Проезжал тем временем через селение сын шамана с Алдана, человек уже не первой молодости. Звали его Чиргун. Надеялся он, по примеру отца своего, со временем стать шаманом рода, учился отцовской науке шаманить, перенимал его опыт. Он уже усвоил практику камлания, знал всякие заговоры, обращения к земле и добрым духам. Как-то в якутском селении на Лене Чиргун высмотрел Абакаяду и не то чтобы пленился ею, а, оглядев её стройную, ладную фигуру, подумал — справная девка, детей нарожает. И пошёл, не раздумывая, к Николаю, старосте селения и отцу Абакаяды.
— Мне понравилась твоя дочь, — сказал Чиргун без долгих предисловий. — Отдай мне её, получишь хороший калым.
— Власть моя над дочерью давно окончилась, Чиргун, — спокойно сказал Николай. — У неё уже есть муж.
— Где её муж? Скитается где-то или пропал. Сказывали мне люди — многие годы о нём ни слуху ни духу.
— Она приняла русскую веру и молится русским богам.
— Жена будет молиться тем богам, каким молится муж. Не отдашь Абакаяду по-хорошему, умыкну. Так и знай. Я человек решительный и упрямый.
— Не дело затеял, Чиргун. Поссорить нас с русскими хочешь? Зачем это?
Николай предупредил дочь, чтобы та была настороже, дверь незнакомым людям на стук не открывала.

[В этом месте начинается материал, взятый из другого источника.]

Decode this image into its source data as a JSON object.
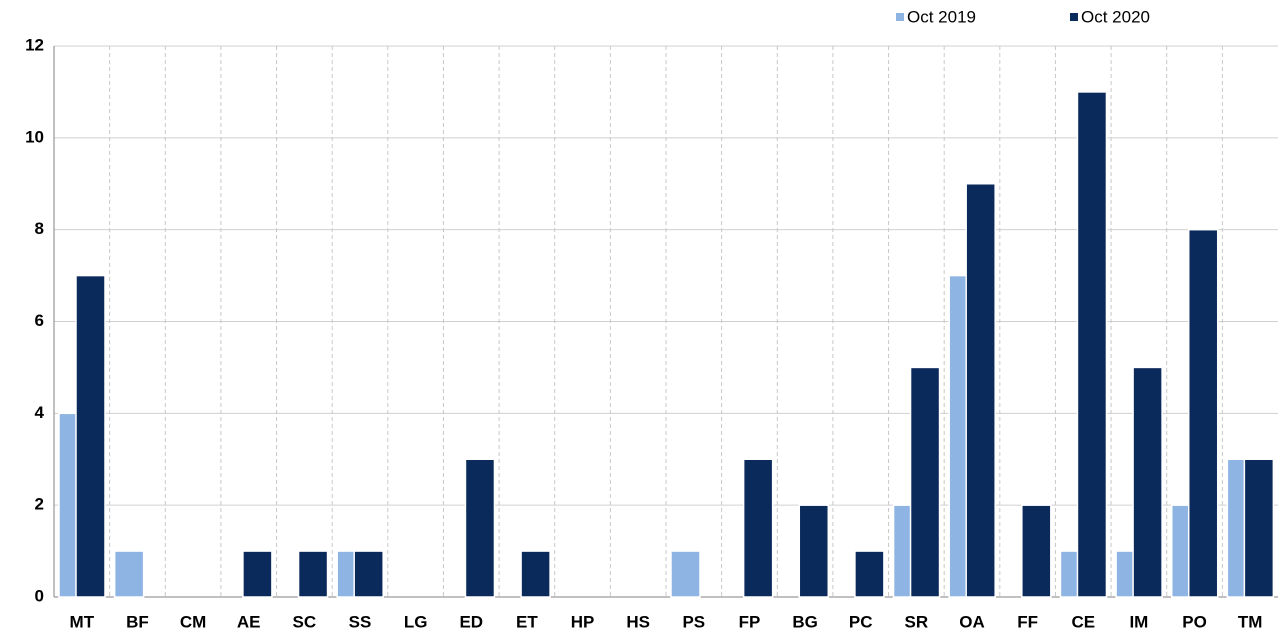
{
  "chart_data": {
    "type": "bar",
    "categories": [
      "MT",
      "BF",
      "CM",
      "AE",
      "SC",
      "SS",
      "LG",
      "ED",
      "ET",
      "HP",
      "HS",
      "PS",
      "FP",
      "BG",
      "PC",
      "SR",
      "OA",
      "FF",
      "CE",
      "IM",
      "PO",
      "TM"
    ],
    "series": [
      {
        "name": "Oct 2019",
        "color": "#8eb4e3",
        "values": [
          4,
          1,
          0,
          0,
          0,
          1,
          0,
          0,
          0,
          0,
          0,
          1,
          0,
          0,
          0,
          2,
          7,
          0,
          1,
          1,
          2,
          3
        ]
      },
      {
        "name": "Oct 2020",
        "color": "#0b2a5c",
        "values": [
          7,
          0,
          0,
          1,
          1,
          1,
          0,
          3,
          1,
          0,
          0,
          0,
          3,
          2,
          1,
          5,
          9,
          2,
          11,
          5,
          8,
          3
        ]
      }
    ],
    "ylim": [
      0,
      12
    ],
    "yticks": [
      0,
      2,
      4,
      6,
      8,
      10,
      12
    ],
    "grid": true,
    "legend": "top-right"
  }
}
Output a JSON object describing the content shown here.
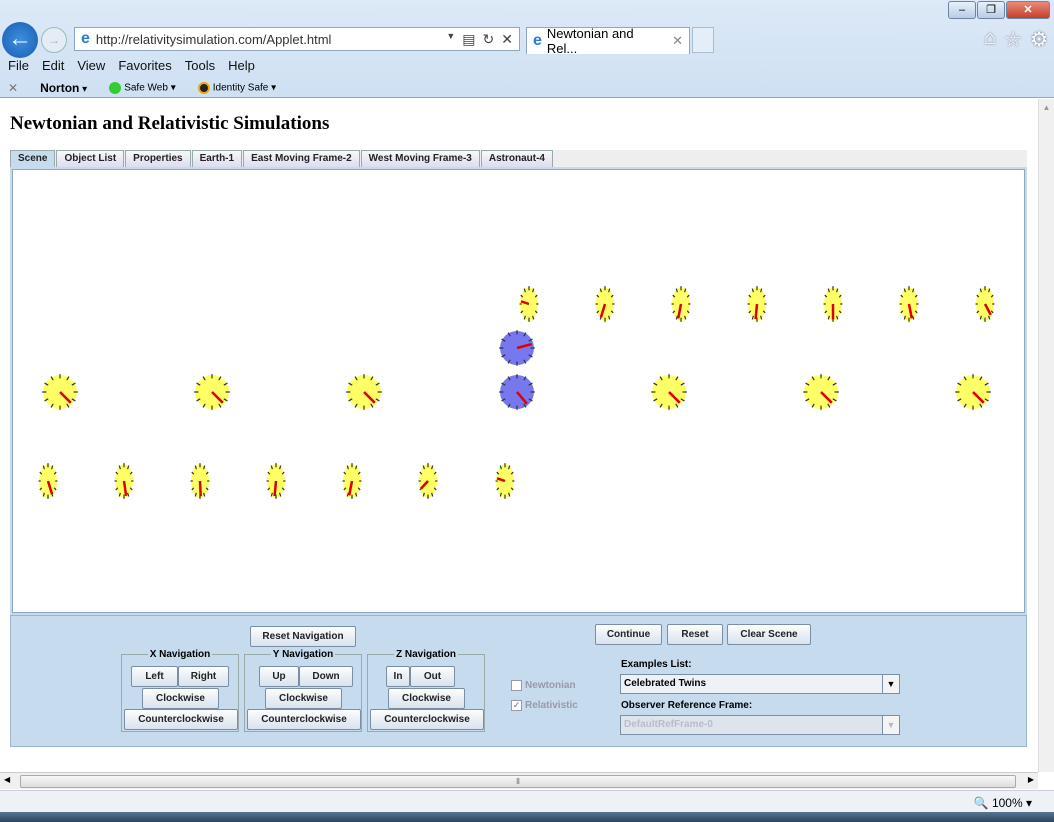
{
  "browser": {
    "url": "http://relativitysimulation.com/Applet.html",
    "tab_title": "Newtonian and Rel...",
    "menu": [
      "File",
      "Edit",
      "View",
      "Favorites",
      "Tools",
      "Help"
    ],
    "toolbar": {
      "norton": "Norton",
      "safe_web": "Safe Web",
      "identity_safe": "Identity Safe"
    },
    "zoom": "100%"
  },
  "page": {
    "title": "Newtonian and Relativistic Simulations",
    "tabs": [
      "Scene",
      "Object List",
      "Properties",
      "Earth-1",
      "East Moving Frame-2",
      "West Moving Frame-3",
      "Astronaut-4"
    ],
    "active_tab": "Scene"
  },
  "scene": {
    "clock_colors": {
      "frame": "#ffff66",
      "astronaut": "#7777ee",
      "hand": "#dd0000"
    },
    "rows": [
      {
        "name": "east-moving-frame",
        "shape": "ellipse",
        "color": "frame",
        "clocks": [
          {
            "x": 529,
            "a": 280
          },
          {
            "x": 605,
            "a": 210
          },
          {
            "x": 681,
            "a": 200
          },
          {
            "x": 757,
            "a": 190
          },
          {
            "x": 833,
            "a": 180
          },
          {
            "x": 909,
            "a": 160
          },
          {
            "x": 985,
            "a": 135
          }
        ],
        "y": 304
      },
      {
        "name": "astronaut",
        "shape": "circle",
        "color": "astronaut",
        "clocks": [
          {
            "x": 517,
            "a": 75
          }
        ],
        "y": 348
      },
      {
        "name": "earth",
        "shape": "circle",
        "color": "frame",
        "clocks": [
          {
            "x": 60,
            "a": 135
          },
          {
            "x": 212,
            "a": 135
          },
          {
            "x": 364,
            "a": 135
          },
          {
            "x": 669,
            "a": 135
          },
          {
            "x": 821,
            "a": 135
          },
          {
            "x": 973,
            "a": 135
          }
        ],
        "y": 392
      },
      {
        "name": "earth-reference",
        "shape": "circle",
        "color": "astronaut",
        "clocks": [
          {
            "x": 517,
            "a": 140
          }
        ],
        "y": 392
      },
      {
        "name": "west-moving-frame",
        "shape": "ellipse",
        "color": "frame",
        "clocks": [
          {
            "x": 48,
            "a": 150
          },
          {
            "x": 124,
            "a": 165
          },
          {
            "x": 200,
            "a": 175
          },
          {
            "x": 276,
            "a": 190
          },
          {
            "x": 352,
            "a": 200
          },
          {
            "x": 428,
            "a": 240
          },
          {
            "x": 505,
            "a": 280
          }
        ],
        "y": 481
      }
    ]
  },
  "controls": {
    "reset_navigation": "Reset Navigation",
    "continue": "Continue",
    "reset": "Reset",
    "clear_scene": "Clear Scene",
    "x_nav": {
      "title": "X Navigation",
      "a": "Left",
      "b": "Right"
    },
    "y_nav": {
      "title": "Y Navigation",
      "a": "Up",
      "b": "Down"
    },
    "z_nav": {
      "title": "Z Navigation",
      "a": "In",
      "b": "Out"
    },
    "clockwise": "Clockwise",
    "counterclockwise": "Counterclockwise",
    "newtonian": {
      "label": "Newtonian",
      "checked": false
    },
    "relativistic": {
      "label": "Relativistic",
      "checked": true
    },
    "examples_label": "Examples List:",
    "examples_value": "Celebrated Twins",
    "observer_label": "Observer Reference Frame:",
    "observer_value": "DefaultRefFrame-0"
  }
}
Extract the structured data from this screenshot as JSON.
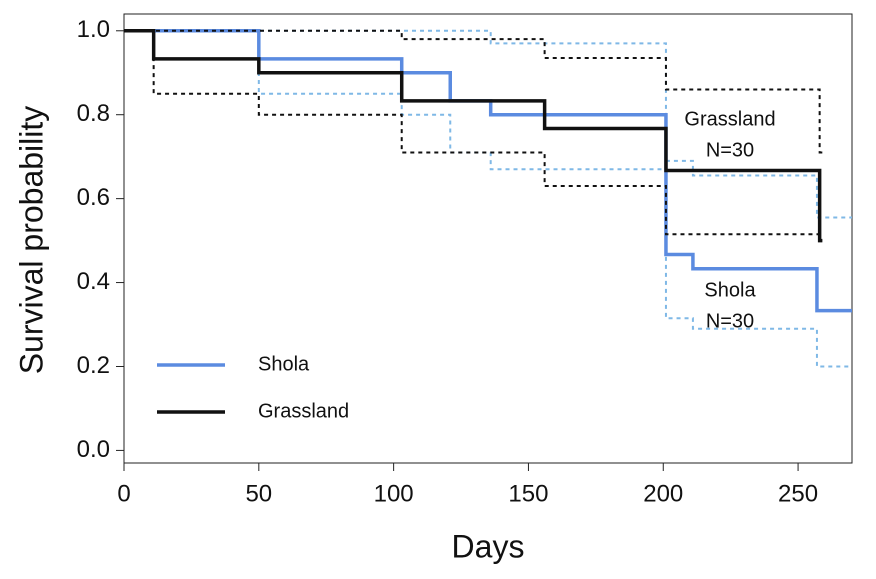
{
  "chart_data": {
    "type": "step",
    "x_label": "Days",
    "y_label": "Survival probability",
    "xlim": [
      0,
      270
    ],
    "ylim": [
      -0.03,
      1.04
    ],
    "xticks": [
      0,
      50,
      100,
      150,
      200,
      250
    ],
    "yticks": [
      {
        "value": 0,
        "label": "0.0"
      },
      0.2,
      0.4,
      0.6,
      0.8,
      {
        "value": 1,
        "label": "1.0"
      }
    ],
    "legend": "bottom-left",
    "series": [
      {
        "name": "Shola",
        "color": "#5b8be0",
        "ci_color": "#7fb8e6",
        "x": [
          0,
          50,
          103,
          121,
          136,
          201,
          211,
          257,
          270
        ],
        "values": [
          1,
          0.933,
          0.9,
          0.833,
          0.8,
          0.467,
          0.433,
          0.333,
          0.333
        ],
        "upper": [
          1,
          1,
          1,
          1,
          0.97,
          0.69,
          0.655,
          0.555,
          0.555
        ],
        "lower": [
          1,
          0.85,
          0.8,
          0.71,
          0.67,
          0.315,
          0.29,
          0.2,
          0.2
        ]
      },
      {
        "name": "Grassland",
        "color": "#111111",
        "ci_color": "#111111",
        "x": [
          0,
          11,
          50,
          103,
          156,
          201,
          258,
          259
        ],
        "values": [
          1,
          0.933,
          0.9,
          0.833,
          0.767,
          0.667,
          0.5,
          0.5
        ],
        "upper": [
          1,
          1,
          1,
          0.98,
          0.935,
          0.86,
          0.71,
          0.71
        ],
        "lower": [
          1,
          0.85,
          0.8,
          0.71,
          0.63,
          0.515,
          0.5,
          0.5
        ]
      }
    ],
    "annotations": [
      [
        "Grassland",
        "N=30"
      ],
      [
        "Shola",
        "N=30"
      ]
    ]
  }
}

Чиргун свою угрозу не выполнил, должно быть, не хватило смелости. А Анастасия вскоре после этого серьёзно заболела и тихо угасла. Любим к тому времени был совсем ещё мальчиком. Его взял на воспитание дядя Вавила, брат покойной матери. Любим быстро возмужал, вытянулся, раздался в плечах. Став восемнадцатилетним парнем, сам напросился, чтоб поверстали его в казаки.
Семён Иванович заказал поминальный молебен по Анастасии, сходил в сопровождении доброй Степаниды на кладбище, на могилу жены. Искренно прослезился, хотя и был человеком сдержанным, скупым на слёзы. Над могилой возвышался восьмиконечный крест из лиственничного дерева. Всё свидетельствовало о том, что захоронение посещаемо.
— Крест Любимушка своими руками сработал и поставил, — пояснила Степанида.
— Это хорошо. Значит, чтит матушку, — отозвался Дежнёв.
— Золотые руки у Любимушки. Великий умелец резать по дереву.
— Кто прибирает могилу? — спросил Дежнёв Степаниду.
— Он же, сынок ейный. Любил он мать.